When pressing multiple keys simultaneously on the software keyboard (for chords or to get the Matrix going manually), some keys seem to prevent any other key from being subsequently activated. The behaviour is very unpredictable and which keys block which others seem to change depending on which keys have been pressed before.
Example 1: Press Z, S, X, D. D doesn't activate and any other keys pressed afterwards don't activate either.
Example 2: Press Z, S, D, X. X doesn't activate and any other keys pressed afterwards don't activate either.
Example 3: Press D, C, V. V doesn't activate and any other keys pressed afterwards don't activate either.
Example 4: Press X, C, V, B. B doesn't activate and any other keys pressed afterwards don't activate either.
Example 4: Press B, N, M. M doesn't activate and any other keys pressed afterwards don't activate either.

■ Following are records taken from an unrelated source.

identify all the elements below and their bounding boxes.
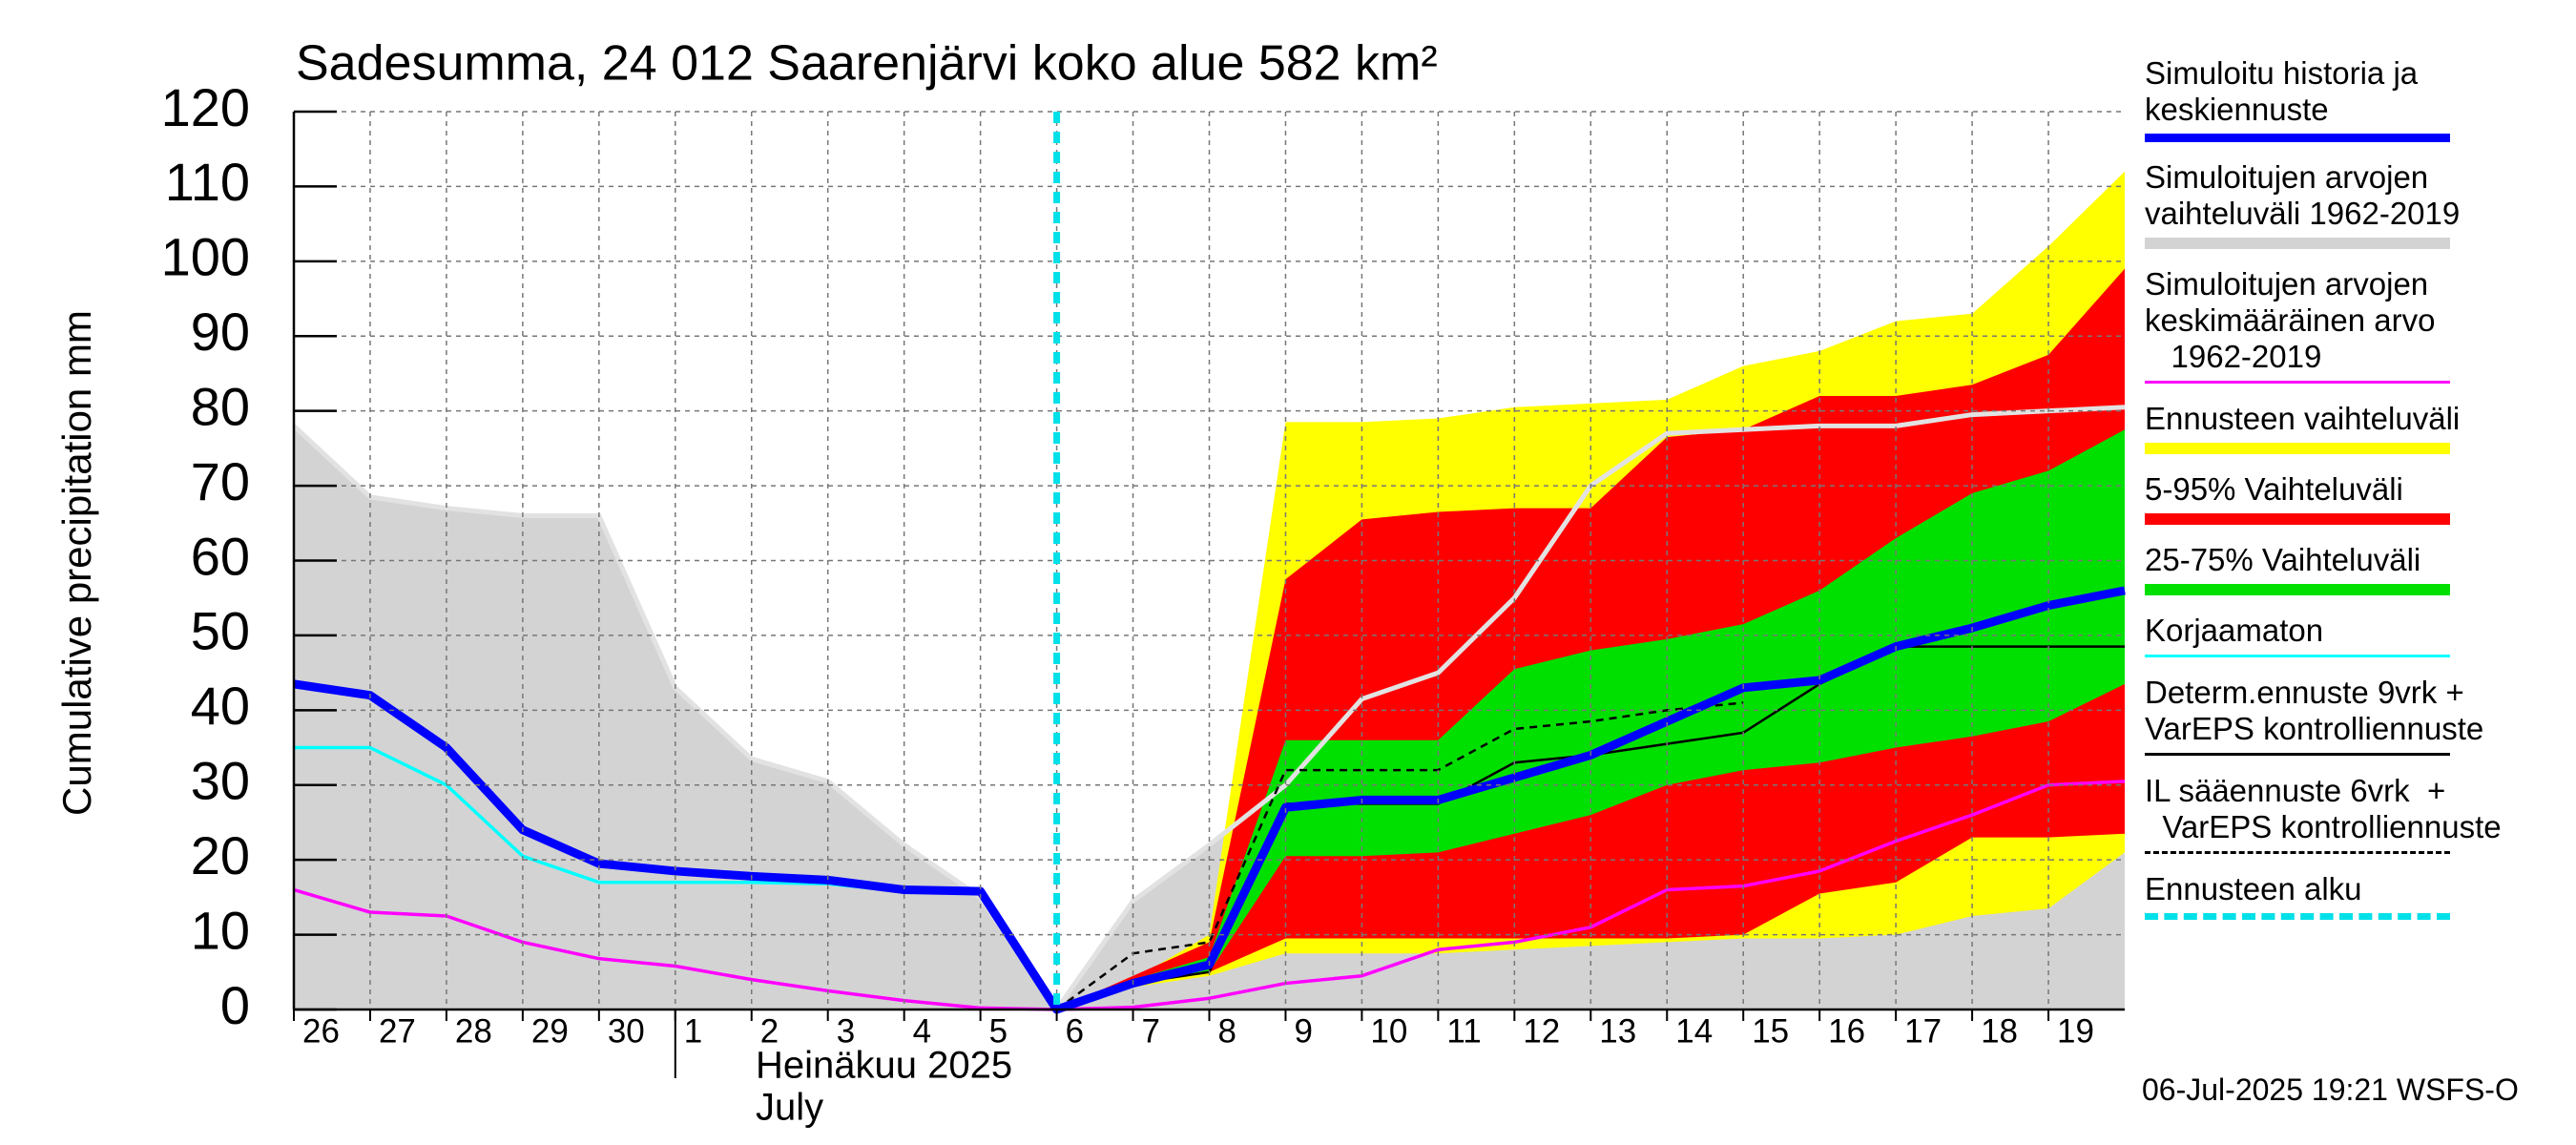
y-tick-label: 50 bbox=[191, 601, 250, 661]
legend-swatch bbox=[2145, 655, 2450, 657]
x-tick-label: 6 bbox=[1066, 1012, 1084, 1050]
y-tick-label: 90 bbox=[191, 302, 250, 362]
legend-swatch bbox=[2145, 443, 2450, 454]
x-tick-label: 12 bbox=[1523, 1012, 1560, 1050]
legend-item: IL sääennuste 6vrk + VarEPS kontrollienn… bbox=[2145, 773, 2569, 854]
y-tick-label: 100 bbox=[161, 227, 250, 287]
x-tick-label: 30 bbox=[608, 1012, 645, 1050]
legend-swatch bbox=[2145, 913, 2450, 920]
y-tick-label: 20 bbox=[191, 825, 250, 885]
legend-item: Ennusteen alku bbox=[2145, 871, 2569, 920]
x-tick-label: 15 bbox=[1752, 1012, 1789, 1050]
legend-swatch bbox=[2145, 851, 2450, 854]
legend-item: 5-95% Vaihteluväli bbox=[2145, 471, 2569, 525]
legend-label: Ennusteen alku bbox=[2145, 871, 2362, 906]
legend-label: 25-75% Vaihteluväli bbox=[2145, 542, 2421, 577]
x-tick-label: 18 bbox=[1981, 1012, 2018, 1050]
legend-label: Ennusteen vaihteluväli bbox=[2145, 401, 2461, 436]
y-tick-label: 40 bbox=[191, 676, 250, 736]
legend: Simuloitu historia ja keskiennuste Simulo… bbox=[2145, 55, 2569, 937]
x-tick-label: 29 bbox=[531, 1012, 569, 1050]
legend-label: IL sääennuste 6vrk + VarEPS kontrollienn… bbox=[2145, 773, 2502, 844]
legend-label: Simuloitujen arvojen vaihteluväli 1962-2… bbox=[2145, 159, 2461, 231]
footer: 06-Jul-2025 19:21 WSFS-O bbox=[2142, 1072, 2519, 1107]
legend-item: Simuloitu historia ja keskiennuste bbox=[2145, 55, 2569, 142]
x-tick-label: 1 bbox=[684, 1012, 702, 1050]
x-tick-label: 2 bbox=[760, 1012, 779, 1050]
x-tick-label: 27 bbox=[379, 1012, 416, 1050]
y-tick-label: 30 bbox=[191, 751, 250, 811]
legend-swatch bbox=[2145, 584, 2450, 595]
y-tick-label: 0 bbox=[220, 975, 250, 1035]
legend-label: Simuloitujen arvojen keskimääräinen arvo… bbox=[2145, 266, 2436, 374]
legend-item: Korjaamaton bbox=[2145, 613, 2569, 657]
y-tick-label: 110 bbox=[165, 152, 250, 212]
x-tick-label: 16 bbox=[1828, 1012, 1865, 1050]
legend-item: Simuloitujen arvojen vaihteluväli 1962-2… bbox=[2145, 159, 2569, 249]
legend-label: Determ.ennuste 9vrk + VarEPS kontrollien… bbox=[2145, 675, 2484, 746]
y-axis-label: Cumulative precipitation mm bbox=[54, 310, 99, 816]
x-tick-label: 4 bbox=[913, 1012, 931, 1050]
x-tick-label: 7 bbox=[1142, 1012, 1160, 1050]
legend-label: Korjaamaton bbox=[2145, 613, 2324, 648]
x-tick-label: 11 bbox=[1446, 1012, 1481, 1050]
legend-label: 5-95% Vaihteluväli bbox=[2145, 471, 2403, 507]
x-tick-label: 28 bbox=[455, 1012, 492, 1050]
legend-label: Simuloitu historia ja keskiennuste bbox=[2145, 55, 2419, 127]
legend-swatch bbox=[2145, 134, 2450, 142]
band bbox=[1056, 429, 2125, 1010]
x-tick-label: 19 bbox=[2057, 1012, 2094, 1050]
y-tick-label: 10 bbox=[191, 900, 250, 960]
legend-swatch bbox=[2145, 513, 2450, 525]
x-tick-label: 9 bbox=[1294, 1012, 1312, 1050]
y-tick-label: 60 bbox=[191, 526, 250, 586]
line bbox=[1055, 701, 1744, 1011]
x-tick-label: 17 bbox=[1904, 1012, 1942, 1050]
month-label: Heinäkuu 2025 bbox=[756, 1045, 1012, 1087]
y-tick-label: 120 bbox=[161, 77, 250, 137]
legend-swatch bbox=[2145, 238, 2450, 249]
legend-item: Simuloitujen arvojen keskimääräinen arvo… bbox=[2145, 266, 2569, 384]
x-tick-label: 10 bbox=[1370, 1012, 1407, 1050]
x-tick-label: 3 bbox=[837, 1012, 855, 1050]
x-tick-label: 13 bbox=[1599, 1012, 1636, 1050]
legend-item: Ennusteen vaihteluväli bbox=[2145, 401, 2569, 454]
y-tick-label: 80 bbox=[191, 376, 250, 436]
legend-item: Determ.ennuste 9vrk + VarEPS kontrollien… bbox=[2145, 675, 2569, 756]
x-tick-label: 14 bbox=[1675, 1012, 1713, 1050]
line bbox=[293, 780, 2126, 1011]
month-label-en: July bbox=[756, 1087, 823, 1129]
x-tick-label: 8 bbox=[1218, 1012, 1236, 1050]
y-tick-label: 70 bbox=[191, 451, 250, 511]
legend-swatch bbox=[2145, 381, 2450, 384]
legend-swatch bbox=[2145, 753, 2450, 756]
x-tick-label: 5 bbox=[989, 1012, 1008, 1050]
x-tick-label: 26 bbox=[302, 1012, 340, 1050]
legend-item: 25-75% Vaihteluväli bbox=[2145, 542, 2569, 595]
chart-title: Sadesumma, 24 012 Saarenjärvi koko alue … bbox=[296, 36, 1438, 92]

Example 5: Press N, M, Q, W, E, R, T. T doesn't activate and any other keys pressed afterwards don't activate either.
Example 6: Press Q, 2, W. W doesn't activate and any other keys pressed afterwards don't activate either.
There are more examples with different combinations of keys.
Comments (3)
Thanks for the explanation. Yes, this problem seemed too random and weird for such a simple function to be a bug on your end.
It's most likely even related to your keyboard which cannot handle some "unusual" combinations of pressed keys. Gaming keyboards sometimes have a feature called "n-key rollover" to get rid of this limitation: https://en.wikipedia.org/wiki/Rollover_(key)#n-key_rollover
Thanks. I confirmed these key limitations in other apps. I have an old low-cost keyboard and after reading your article I understand the problem.